On Characterization of Feasible Interference Regions in Cognitive Radio Networks

Abstract

In an underlay cognitive radio network (CRN), in order to guarantee that all primary users (PUs) achieve their target-signal-to-interference-plus-noise ratios (target-SINRs), the interference caused by all secondary users (SUs) to the primary receiving-points should be controlled. To do so, the feasible cognitive interference region (FCIR), i.e., the region for allowable values of interference at all of the primary receiving-points, which guarantee the protection of the PUs, needs to be formally characterized. In the state-of-the-art interference management schemes for underlay CRNs, it is considered that all PUs are protected if the cognitive interference for each primary receiving-point is lower than a maximum threshold, the so called interference temperature limit (ITL) for the corresponding receiving-point.
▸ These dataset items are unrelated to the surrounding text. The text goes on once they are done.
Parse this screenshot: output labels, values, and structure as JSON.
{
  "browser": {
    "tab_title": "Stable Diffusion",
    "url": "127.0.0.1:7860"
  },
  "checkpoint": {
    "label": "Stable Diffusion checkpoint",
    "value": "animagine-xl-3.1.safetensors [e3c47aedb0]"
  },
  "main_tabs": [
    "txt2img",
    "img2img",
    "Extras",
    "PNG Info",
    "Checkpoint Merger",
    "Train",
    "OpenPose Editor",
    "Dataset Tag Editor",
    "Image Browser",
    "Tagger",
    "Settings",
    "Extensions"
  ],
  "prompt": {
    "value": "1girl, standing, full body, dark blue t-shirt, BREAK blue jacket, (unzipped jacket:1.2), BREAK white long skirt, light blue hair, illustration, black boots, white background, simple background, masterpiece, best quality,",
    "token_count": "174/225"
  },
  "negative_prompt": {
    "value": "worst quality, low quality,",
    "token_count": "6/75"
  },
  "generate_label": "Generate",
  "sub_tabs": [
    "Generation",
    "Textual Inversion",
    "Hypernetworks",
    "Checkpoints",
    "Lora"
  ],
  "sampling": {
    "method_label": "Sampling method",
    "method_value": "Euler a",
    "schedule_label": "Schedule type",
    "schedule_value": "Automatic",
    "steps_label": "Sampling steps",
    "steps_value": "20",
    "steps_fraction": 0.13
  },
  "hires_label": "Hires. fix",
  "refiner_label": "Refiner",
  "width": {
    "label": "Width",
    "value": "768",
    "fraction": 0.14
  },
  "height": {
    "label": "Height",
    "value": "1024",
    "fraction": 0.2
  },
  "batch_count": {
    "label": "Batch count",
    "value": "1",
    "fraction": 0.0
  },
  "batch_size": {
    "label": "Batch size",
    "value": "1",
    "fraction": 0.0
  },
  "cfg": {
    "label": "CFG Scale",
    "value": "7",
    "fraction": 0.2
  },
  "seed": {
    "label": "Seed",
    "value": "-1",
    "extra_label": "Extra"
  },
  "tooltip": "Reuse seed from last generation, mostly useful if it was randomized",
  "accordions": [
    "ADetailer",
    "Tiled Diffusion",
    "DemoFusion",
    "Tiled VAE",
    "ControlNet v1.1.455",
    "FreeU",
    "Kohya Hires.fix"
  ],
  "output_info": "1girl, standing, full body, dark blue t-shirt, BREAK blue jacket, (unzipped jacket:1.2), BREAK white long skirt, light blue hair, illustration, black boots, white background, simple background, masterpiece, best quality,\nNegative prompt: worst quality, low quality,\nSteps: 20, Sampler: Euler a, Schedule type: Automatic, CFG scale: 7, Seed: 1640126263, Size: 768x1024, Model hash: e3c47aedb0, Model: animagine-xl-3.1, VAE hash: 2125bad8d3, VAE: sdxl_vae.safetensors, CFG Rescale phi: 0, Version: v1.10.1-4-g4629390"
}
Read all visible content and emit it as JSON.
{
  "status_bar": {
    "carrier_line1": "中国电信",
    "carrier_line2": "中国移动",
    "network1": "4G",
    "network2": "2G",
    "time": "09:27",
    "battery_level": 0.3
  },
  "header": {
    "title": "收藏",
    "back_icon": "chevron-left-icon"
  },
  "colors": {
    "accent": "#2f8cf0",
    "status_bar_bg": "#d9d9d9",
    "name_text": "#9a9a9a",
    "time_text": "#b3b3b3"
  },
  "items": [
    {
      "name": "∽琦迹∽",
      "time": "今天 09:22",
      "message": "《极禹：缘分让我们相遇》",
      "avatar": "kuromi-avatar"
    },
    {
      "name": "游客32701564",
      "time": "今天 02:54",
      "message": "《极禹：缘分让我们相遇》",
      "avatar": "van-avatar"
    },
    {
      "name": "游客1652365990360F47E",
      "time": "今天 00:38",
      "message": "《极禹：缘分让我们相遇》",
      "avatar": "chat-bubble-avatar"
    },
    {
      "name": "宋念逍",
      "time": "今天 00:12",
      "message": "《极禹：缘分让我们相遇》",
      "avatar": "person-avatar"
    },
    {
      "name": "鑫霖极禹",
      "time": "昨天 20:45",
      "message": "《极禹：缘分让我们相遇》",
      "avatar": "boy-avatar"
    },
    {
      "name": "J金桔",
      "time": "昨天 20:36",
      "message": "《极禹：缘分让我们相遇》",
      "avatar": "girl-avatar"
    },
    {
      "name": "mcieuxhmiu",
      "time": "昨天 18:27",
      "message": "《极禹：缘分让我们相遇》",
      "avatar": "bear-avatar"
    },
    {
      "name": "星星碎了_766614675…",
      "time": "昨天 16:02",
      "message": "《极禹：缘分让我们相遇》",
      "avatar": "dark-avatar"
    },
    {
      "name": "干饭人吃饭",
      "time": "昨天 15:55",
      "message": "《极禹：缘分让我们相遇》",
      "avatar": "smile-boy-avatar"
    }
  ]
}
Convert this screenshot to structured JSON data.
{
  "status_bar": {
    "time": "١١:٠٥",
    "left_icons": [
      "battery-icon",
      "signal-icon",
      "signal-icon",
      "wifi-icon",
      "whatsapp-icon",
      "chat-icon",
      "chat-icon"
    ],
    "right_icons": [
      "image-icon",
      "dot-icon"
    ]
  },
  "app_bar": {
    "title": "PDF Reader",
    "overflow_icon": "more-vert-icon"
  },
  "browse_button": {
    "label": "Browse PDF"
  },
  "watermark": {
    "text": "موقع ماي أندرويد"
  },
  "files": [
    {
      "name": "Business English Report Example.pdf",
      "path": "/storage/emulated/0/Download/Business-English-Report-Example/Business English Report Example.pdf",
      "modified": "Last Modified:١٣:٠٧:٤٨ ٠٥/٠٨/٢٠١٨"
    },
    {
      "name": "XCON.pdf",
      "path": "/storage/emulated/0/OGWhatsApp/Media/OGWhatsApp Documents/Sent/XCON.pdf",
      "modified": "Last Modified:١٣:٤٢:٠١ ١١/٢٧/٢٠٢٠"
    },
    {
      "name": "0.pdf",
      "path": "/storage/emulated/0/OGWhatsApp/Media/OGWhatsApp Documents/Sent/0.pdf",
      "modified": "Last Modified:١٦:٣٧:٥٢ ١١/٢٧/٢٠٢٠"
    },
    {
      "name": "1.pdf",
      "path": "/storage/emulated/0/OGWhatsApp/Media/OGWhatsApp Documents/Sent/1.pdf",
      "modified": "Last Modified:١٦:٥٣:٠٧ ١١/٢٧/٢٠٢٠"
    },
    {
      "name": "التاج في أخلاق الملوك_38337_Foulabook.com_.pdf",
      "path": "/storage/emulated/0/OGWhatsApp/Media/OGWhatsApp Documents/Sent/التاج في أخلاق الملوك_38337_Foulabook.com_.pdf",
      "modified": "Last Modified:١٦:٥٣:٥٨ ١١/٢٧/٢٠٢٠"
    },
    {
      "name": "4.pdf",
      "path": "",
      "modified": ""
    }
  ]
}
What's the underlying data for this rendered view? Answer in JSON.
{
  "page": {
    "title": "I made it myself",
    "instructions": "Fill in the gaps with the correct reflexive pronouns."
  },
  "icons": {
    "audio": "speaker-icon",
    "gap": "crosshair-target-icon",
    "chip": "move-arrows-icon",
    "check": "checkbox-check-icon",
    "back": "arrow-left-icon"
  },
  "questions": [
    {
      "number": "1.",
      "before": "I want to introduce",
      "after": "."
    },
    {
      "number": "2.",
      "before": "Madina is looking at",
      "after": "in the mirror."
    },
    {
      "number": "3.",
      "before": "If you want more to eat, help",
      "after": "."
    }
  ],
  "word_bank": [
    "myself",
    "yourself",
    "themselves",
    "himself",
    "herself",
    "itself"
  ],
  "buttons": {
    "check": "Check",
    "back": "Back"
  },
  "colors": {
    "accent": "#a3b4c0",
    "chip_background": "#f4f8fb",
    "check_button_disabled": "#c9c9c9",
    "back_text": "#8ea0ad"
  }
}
This is assumed to be fixed and independent of ITL values for other primary receiving-points, which corresponds to a box-like FCIR. In this paper, we characterize the FCIR for uplink transmissions in cellular CRNs and for direct transmissions in ad-hoc CRNs. We show that the FCIR is in fact a polyhedron (i.e., the maximum feasible cognitive interference threshold for each primary receiving-point is not a constant, and it depends on that for the other primary receiving-points). Therefore, in practical interference management algorithms, it is not proper to consider a constant and independent ITL value for each of the primary receiving-points. This finding would significantly affect the design of practical interference management schemes for CRNs. To demonstrate this, based on the characterized FCIR, we propose two power control algorithms to find the maximum number of admitted SUs and the maximum aggregate throughput of the SUs in infeasible and feasible CRNs, respectively. For two distinct objectives, our proposed interference management schemes outperform the existing ones. The numerical results also demonstrate how the assumption of fixed ITL values leads to poor performance measures in CRNs.